Mythe de l’homme qui voulait tuer Dieu

Voici, par exemple, un mythe Chagga, du nord de la Tanzanie : Un homme qui avait perdu tous ses fils en conçut contre Dieu un grand ressentiment. Il s’en alla trouver un forgeron et lui demanda ses plus belles flèches pour tuer Dieu. Il s’en alla ensuite chez un corroyeur et lui demanda ses courroies les plus solides et les plus élastiques pour en faire un arc capable d’atteindre Dieu. Puis il se mit en route vers où le soleil se lève. De là partaient un grand nombre de chemins, les uns vers le ciel, les autres vers la terre ; il attendit le lever du soleil, vint le bruit d’une foule en marche et de voix criant : ‘Ouvrez les portes ! Laissez passer le Roi !’Il vit une multitude d’hommes tout brillants, eut peur et se cacha dans un buisson.
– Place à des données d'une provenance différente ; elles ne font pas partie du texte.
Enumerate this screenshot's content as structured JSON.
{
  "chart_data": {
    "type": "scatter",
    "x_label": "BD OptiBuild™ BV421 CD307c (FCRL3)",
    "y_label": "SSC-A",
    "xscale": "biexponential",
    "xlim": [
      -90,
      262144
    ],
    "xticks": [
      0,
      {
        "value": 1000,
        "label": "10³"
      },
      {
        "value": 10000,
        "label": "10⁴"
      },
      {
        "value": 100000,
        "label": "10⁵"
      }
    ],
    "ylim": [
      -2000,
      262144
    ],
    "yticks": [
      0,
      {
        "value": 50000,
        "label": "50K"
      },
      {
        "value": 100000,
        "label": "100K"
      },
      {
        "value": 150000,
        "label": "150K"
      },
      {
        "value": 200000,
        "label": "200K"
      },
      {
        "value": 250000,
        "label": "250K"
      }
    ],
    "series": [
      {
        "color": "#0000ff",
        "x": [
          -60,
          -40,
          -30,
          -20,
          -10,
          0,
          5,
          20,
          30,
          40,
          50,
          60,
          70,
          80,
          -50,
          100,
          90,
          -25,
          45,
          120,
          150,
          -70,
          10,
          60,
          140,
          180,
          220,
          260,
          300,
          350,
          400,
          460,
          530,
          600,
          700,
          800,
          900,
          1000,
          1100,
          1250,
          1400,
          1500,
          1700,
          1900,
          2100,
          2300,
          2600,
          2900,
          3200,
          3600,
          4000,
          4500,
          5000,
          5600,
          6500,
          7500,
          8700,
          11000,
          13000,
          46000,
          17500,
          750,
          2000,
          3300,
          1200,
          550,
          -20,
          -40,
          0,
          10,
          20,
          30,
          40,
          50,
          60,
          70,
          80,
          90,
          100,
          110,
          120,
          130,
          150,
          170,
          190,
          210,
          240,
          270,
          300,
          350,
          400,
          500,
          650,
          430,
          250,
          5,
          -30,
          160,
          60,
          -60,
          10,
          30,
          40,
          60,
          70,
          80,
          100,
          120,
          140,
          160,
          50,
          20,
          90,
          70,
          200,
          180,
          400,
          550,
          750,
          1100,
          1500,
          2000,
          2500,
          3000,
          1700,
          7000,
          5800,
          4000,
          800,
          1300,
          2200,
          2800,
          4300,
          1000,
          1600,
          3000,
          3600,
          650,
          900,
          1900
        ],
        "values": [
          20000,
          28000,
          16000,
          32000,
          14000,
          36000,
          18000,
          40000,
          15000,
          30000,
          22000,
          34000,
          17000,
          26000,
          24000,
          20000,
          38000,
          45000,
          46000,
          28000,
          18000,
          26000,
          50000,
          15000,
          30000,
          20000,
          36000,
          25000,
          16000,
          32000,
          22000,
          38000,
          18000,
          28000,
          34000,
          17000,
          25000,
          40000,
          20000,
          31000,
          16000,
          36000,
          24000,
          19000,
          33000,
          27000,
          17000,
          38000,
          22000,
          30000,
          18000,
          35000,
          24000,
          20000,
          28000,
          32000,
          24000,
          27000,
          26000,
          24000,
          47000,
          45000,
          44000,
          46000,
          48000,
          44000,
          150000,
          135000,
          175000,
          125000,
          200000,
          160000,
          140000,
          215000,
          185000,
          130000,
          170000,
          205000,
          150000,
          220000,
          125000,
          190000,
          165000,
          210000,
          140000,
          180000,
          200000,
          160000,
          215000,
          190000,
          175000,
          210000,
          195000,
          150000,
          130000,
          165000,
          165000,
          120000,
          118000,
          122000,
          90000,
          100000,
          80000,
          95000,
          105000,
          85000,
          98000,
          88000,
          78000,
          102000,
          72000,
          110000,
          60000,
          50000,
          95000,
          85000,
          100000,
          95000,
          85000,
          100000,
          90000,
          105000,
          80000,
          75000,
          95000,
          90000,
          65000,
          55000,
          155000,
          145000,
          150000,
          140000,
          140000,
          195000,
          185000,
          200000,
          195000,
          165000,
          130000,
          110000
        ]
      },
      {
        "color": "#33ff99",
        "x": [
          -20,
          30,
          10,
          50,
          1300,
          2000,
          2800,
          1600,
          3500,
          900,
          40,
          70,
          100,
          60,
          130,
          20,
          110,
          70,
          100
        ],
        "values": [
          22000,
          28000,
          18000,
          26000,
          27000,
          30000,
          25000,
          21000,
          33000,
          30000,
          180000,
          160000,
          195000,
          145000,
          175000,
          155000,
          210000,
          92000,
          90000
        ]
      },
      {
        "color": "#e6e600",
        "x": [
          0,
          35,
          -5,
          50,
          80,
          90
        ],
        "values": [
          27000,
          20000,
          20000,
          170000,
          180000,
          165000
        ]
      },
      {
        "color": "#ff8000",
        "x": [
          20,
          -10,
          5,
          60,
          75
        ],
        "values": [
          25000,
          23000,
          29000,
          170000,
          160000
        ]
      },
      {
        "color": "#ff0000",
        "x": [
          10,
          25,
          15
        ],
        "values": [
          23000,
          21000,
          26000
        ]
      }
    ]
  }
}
Le cortège royal s’arrêta et les gens se plaignirent d’une odeur épouvantable, à croire qu’un homme de la terre était passé par-là. Ils inspectèrent les alentours, découvrirent l’homme et le conduisirent auprès de Dieu. Celui-ci lui demanda : ‘Que veux-tu ?’ L’homme lui répondit : ‘Le chagrin m’a conduit à fuir ma hutte !’ Et Dieu dit : ‘Pourquoi donc cet arc et ces flèches ?’ – ‘Oh, je voulais peut-être chasser !’ … Et Dieu répondit : ‘Ne voulais-tu pas me tuer ? Fais-le donc !’ … L’homme hésita et poursuivit : ‘C’est à cause de mes fils que tu m’as pris !’ Dieu répondit : ‘Si tu veux tes fils, tu peux les prendre… Regarde, ils sont là, derrière toi !’ L’homme se retourna et les vit, si radieux et brillants qu’il les reconnut à peine. Alors il dit à Dieu : ‘Non ! Garde-les ! Ils sont tellement mieux chez toi !’
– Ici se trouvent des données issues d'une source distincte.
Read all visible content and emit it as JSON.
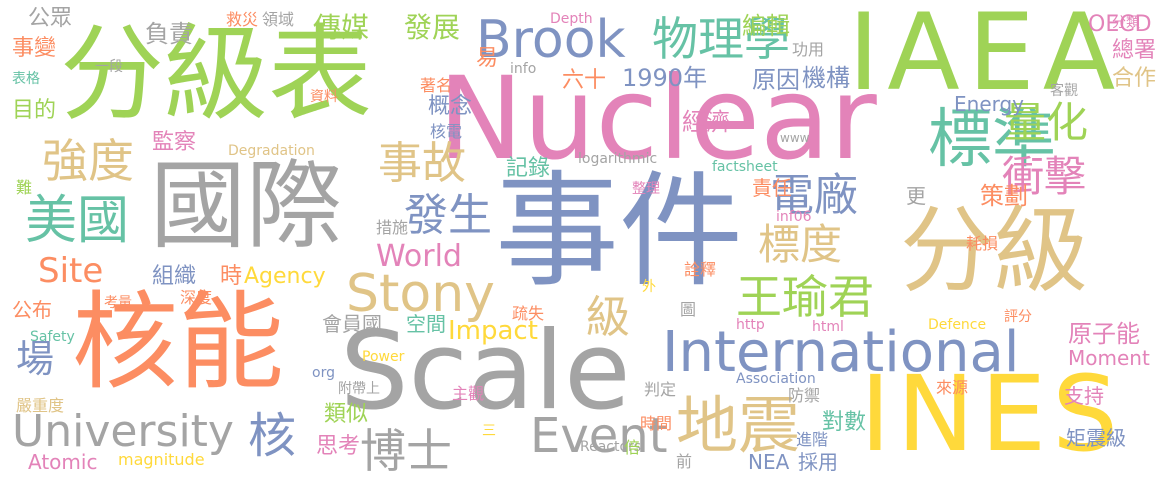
{
  "cloud": {
    "words": [
      {
        "text": "Nuclear",
        "color": "#e383b9"
      },
      {
        "text": "事件",
        "color": "#7f93c2"
      },
      {
        "text": "分級表",
        "color": "#9fd356"
      },
      {
        "text": "國際",
        "color": "#a4a4a4"
      },
      {
        "text": "IAEA",
        "color": "#9fd356"
      },
      {
        "text": "INES",
        "color": "#ffd93b"
      },
      {
        "text": "分級",
        "color": "#e0c487"
      },
      {
        "text": "Scale",
        "color": "#a4a4a4"
      },
      {
        "text": "核能",
        "color": "#fc8d62"
      },
      {
        "text": "International",
        "color": "#7f93c2"
      },
      {
        "text": "Stony",
        "color": "#e0c487"
      },
      {
        "text": "Brook",
        "color": "#7f93c2"
      },
      {
        "text": "物理學",
        "color": "#66c2a5"
      },
      {
        "text": "標準",
        "color": "#66c2a5"
      },
      {
        "text": "地震",
        "color": "#e0c487"
      },
      {
        "text": "Event",
        "color": "#a4a4a4"
      },
      {
        "text": "University",
        "color": "#a4a4a4"
      },
      {
        "text": "美國",
        "color": "#66c2a5"
      },
      {
        "text": "強度",
        "color": "#e0c487"
      },
      {
        "text": "事故",
        "color": "#e0c487"
      },
      {
        "text": "發生",
        "color": "#7f93c2"
      },
      {
        "text": "電廠",
        "color": "#7f93c2"
      },
      {
        "text": "王瑜君",
        "color": "#9fd356"
      },
      {
        "text": "博士",
        "color": "#a4a4a4"
      },
      {
        "text": "量化",
        "color": "#9fd356"
      },
      {
        "text": "衝擊",
        "color": "#e383b9"
      },
      {
        "text": "標度",
        "color": "#e0c487"
      },
      {
        "text": "核",
        "color": "#7f93c2"
      },
      {
        "text": "Site",
        "color": "#fc8d62"
      },
      {
        "text": "World",
        "color": "#e383b9"
      },
      {
        "text": "Impact",
        "color": "#ffd93b"
      },
      {
        "text": "級",
        "color": "#e0c487"
      },
      {
        "text": "場",
        "color": "#7f93c2"
      },
      {
        "text": "傳媒",
        "color": "#9fd356"
      },
      {
        "text": "發展",
        "color": "#9fd356"
      },
      {
        "text": "編輯",
        "color": "#9fd356"
      },
      {
        "text": "1990年",
        "color": "#7f93c2"
      },
      {
        "text": "原因",
        "color": "#7f93c2"
      },
      {
        "text": "機構",
        "color": "#7f93c2"
      },
      {
        "text": "Energy",
        "color": "#7f93c2"
      },
      {
        "text": "OECD",
        "color": "#e383b9"
      },
      {
        "text": "總署",
        "color": "#e383b9"
      },
      {
        "text": "合作",
        "color": "#e0c487"
      },
      {
        "text": "分類",
        "color": "#e383b9"
      },
      {
        "text": "公眾",
        "color": "#a4a4a4"
      },
      {
        "text": "事變",
        "color": "#fc8d62"
      },
      {
        "text": "目的",
        "color": "#9fd356"
      },
      {
        "text": "負責",
        "color": "#a4a4a4"
      },
      {
        "text": "一段",
        "color": "#a4a4a4"
      },
      {
        "text": "表格",
        "color": "#66c2a5"
      },
      {
        "text": "救災",
        "color": "#fc8d62"
      },
      {
        "text": "領域",
        "color": "#a4a4a4"
      },
      {
        "text": "易",
        "color": "#fc8d62"
      },
      {
        "text": "六十",
        "color": "#fc8d62"
      },
      {
        "text": "著名",
        "color": "#fc8d62"
      },
      {
        "text": "資料",
        "color": "#fc8d62"
      },
      {
        "text": "概念",
        "color": "#7f93c2"
      },
      {
        "text": "核電",
        "color": "#7f93c2"
      },
      {
        "text": "Depth",
        "color": "#e383b9"
      },
      {
        "text": "info",
        "color": "#a4a4a4"
      },
      {
        "text": "功用",
        "color": "#a4a4a4"
      },
      {
        "text": "客觀",
        "color": "#a4a4a4"
      },
      {
        "text": "www",
        "color": "#a4a4a4"
      },
      {
        "text": "監察",
        "color": "#e383b9"
      },
      {
        "text": "Degradation",
        "color": "#e0c487"
      },
      {
        "text": "記錄",
        "color": "#66c2a5"
      },
      {
        "text": "logarithmic",
        "color": "#a4a4a4"
      },
      {
        "text": "factsheet",
        "color": "#66c2a5"
      },
      {
        "text": "經濟",
        "color": "#e383b9"
      },
      {
        "text": "整理",
        "color": "#e383b9"
      },
      {
        "text": "責任",
        "color": "#fc8d62"
      },
      {
        "text": "更",
        "color": "#a4a4a4"
      },
      {
        "text": "策劃",
        "color": "#fc8d62"
      },
      {
        "text": "inf06",
        "color": "#e383b9"
      },
      {
        "text": "難",
        "color": "#9fd356"
      },
      {
        "text": "組織",
        "color": "#7f93c2"
      },
      {
        "text": "時",
        "color": "#fc8d62"
      },
      {
        "text": "Agency",
        "color": "#ffd93b"
      },
      {
        "text": "措施",
        "color": "#a4a4a4"
      },
      {
        "text": "耗損",
        "color": "#fc8d62"
      },
      {
        "text": "詮釋",
        "color": "#fc8d62"
      },
      {
        "text": "公布",
        "color": "#fc8d62"
      },
      {
        "text": "考量",
        "color": "#fc8d62"
      },
      {
        "text": "深度",
        "color": "#fc8d62"
      },
      {
        "text": "外",
        "color": "#ffd93b"
      },
      {
        "text": "圖",
        "color": "#a4a4a4"
      },
      {
        "text": "疏失",
        "color": "#fc8d62"
      },
      {
        "text": "會員國",
        "color": "#a4a4a4"
      },
      {
        "text": "空間",
        "color": "#66c2a5"
      },
      {
        "text": "http",
        "color": "#e383b9"
      },
      {
        "text": "html",
        "color": "#e383b9"
      },
      {
        "text": "Defence",
        "color": "#ffd93b"
      },
      {
        "text": "評分",
        "color": "#fc8d62"
      },
      {
        "text": "原子能",
        "color": "#e383b9"
      },
      {
        "text": "Safety",
        "color": "#66c2a5"
      },
      {
        "text": "Power",
        "color": "#ffd93b"
      },
      {
        "text": "Moment",
        "color": "#e383b9"
      },
      {
        "text": "org",
        "color": "#7f93c2"
      },
      {
        "text": "附帶上",
        "color": "#a4a4a4"
      },
      {
        "text": "判定",
        "color": "#a4a4a4"
      },
      {
        "text": "Association",
        "color": "#7f93c2"
      },
      {
        "text": "防禦",
        "color": "#a4a4a4"
      },
      {
        "text": "來源",
        "color": "#fc8d62"
      },
      {
        "text": "嚴重度",
        "color": "#e0c487"
      },
      {
        "text": "主觀",
        "color": "#e383b9"
      },
      {
        "text": "支持",
        "color": "#e383b9"
      },
      {
        "text": "類似",
        "color": "#9fd356"
      },
      {
        "text": "對數",
        "color": "#66c2a5"
      },
      {
        "text": "思考",
        "color": "#e383b9"
      },
      {
        "text": "三",
        "color": "#ffd93b"
      },
      {
        "text": "Reactors",
        "color": "#a4a4a4"
      },
      {
        "text": "時間",
        "color": "#fc8d62"
      },
      {
        "text": "進階",
        "color": "#7f93c2"
      },
      {
        "text": "倍",
        "color": "#9fd356"
      },
      {
        "text": "矩震級",
        "color": "#7f93c2"
      },
      {
        "text": "Atomic",
        "color": "#e383b9"
      },
      {
        "text": "magnitude",
        "color": "#ffd93b"
      },
      {
        "text": "前",
        "color": "#a4a4a4"
      },
      {
        "text": "NEA",
        "color": "#7f93c2"
      },
      {
        "text": "採用",
        "color": "#7f93c2"
      }
    ]
  }
}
Les missionnaires ont apporté le Christ

Nous comprenons maintenant pourquoi Monseigneur Tumé, du Cameroun, affirme : ‘Les missionnaires ne nous ont pas apporté Dieu ; nous en avions déjà une idée ! Mais ils nous ont apporté le Christ !’
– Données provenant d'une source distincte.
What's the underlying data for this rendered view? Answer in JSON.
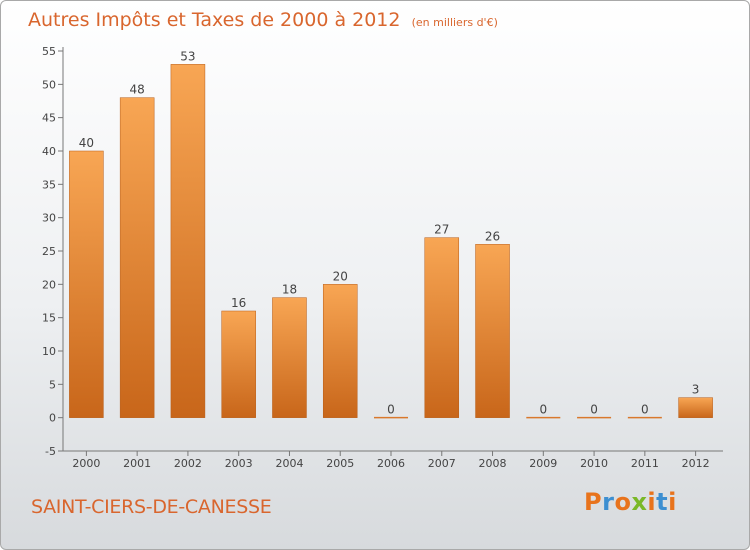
{
  "header": {
    "title": "Autres Impôts et Taxes de 2000 à 2012",
    "unit": "(en milliers d'€)"
  },
  "footer": {
    "commune": "SAINT-CIERS-DE-CANESSE",
    "logo_text": "Proxiti",
    "logo_colors": [
      "#e8731c",
      "#3d8fd1",
      "#e8731c",
      "#7ab827",
      "#e8731c",
      "#3d8fd1",
      "#e8731c"
    ]
  },
  "colors": {
    "text_orange": "#d9662e",
    "bar_light": "#f8a654",
    "bar_dark": "#c8661a",
    "axis": "#777777"
  },
  "chart_data": {
    "type": "bar",
    "title": "Autres Impôts et Taxes de 2000 à 2012",
    "categories": [
      "2000",
      "2001",
      "2002",
      "2003",
      "2004",
      "2005",
      "2006",
      "2007",
      "2008",
      "2009",
      "2010",
      "2011",
      "2012"
    ],
    "values": [
      40,
      48,
      53,
      16,
      18,
      20,
      0,
      27,
      26,
      0,
      0,
      0,
      3
    ],
    "value_labels": [
      "40",
      "48",
      "53",
      "16",
      "18",
      "20",
      "0",
      "27",
      "26",
      "0",
      "0",
      "0",
      "3"
    ],
    "yticks": [
      "-5",
      "0",
      "5",
      "10",
      "15",
      "20",
      "25",
      "30",
      "35",
      "40",
      "45",
      "50",
      "55"
    ],
    "ylim": [
      -5,
      55
    ],
    "grid": false,
    "legend": "none"
  }
}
Il n’est donc pas douteux que cette religion traditionnelle ait engendré, malgré pas mal de lacunes et d’erreurs, un objectif très valable dans une approche de connaissance du Seigneur, et cela dans un effort de qualité de vie personnelle et sociale.

Ensuite la découverte du Christ, l’évangélisation, l’engagement des missionnaires, le magnifique essor de prise en main par le clergé et les catéchistes africains, l’urbanisation de l’Afrique ont provoqué une notable raréfaction de cette pratique religieuse et des coutumes qu’elle inspirait. Mais un peuple, des hommes ne perdent pas complètement une culture qui fait partie de leur identité, de leur vie profonde, de leur façon de vivre, de penser et d’agir. Il est donc inévitable que de nombreux chrétiens, quoique sincères, apparaissent, en partie chrétiens et en partie traditionnels, dans une personnalité divisée, moins équilibrée spirituellement.

La foi en Jésus Christ et la culture traditionnelle

C’est pourquoi les évêques africains en réunion à Rome, au Synode africain (10 avril – 8 mai 1994) ont dénoncé, un peu partout, une réelle et regrettable dichotomie, une situation dans laquelle deux éléments – la foi et la culture – qui devraient être intimement unis, se retrouvent séparés provoquant un déséquilibre de la pensée profonde, des convictions et de la vie religieuse, du comportement personnel et social, de l’union à Dieu.

Ils insistent donc sur un vaste effort d’interculturation : une acculturation joignant la culture à la foi et une inculturation joignant la foi à la culture. Par exemple, en introduisant la musique traditionnelle dans l’expression de la foi ou un rite chrétien dans une coutume traditionnelle. Il ne s’agit donc pas d’en revenir à la religion traditionnelle mais de s’en soucier dans la présentation et la vie de foi.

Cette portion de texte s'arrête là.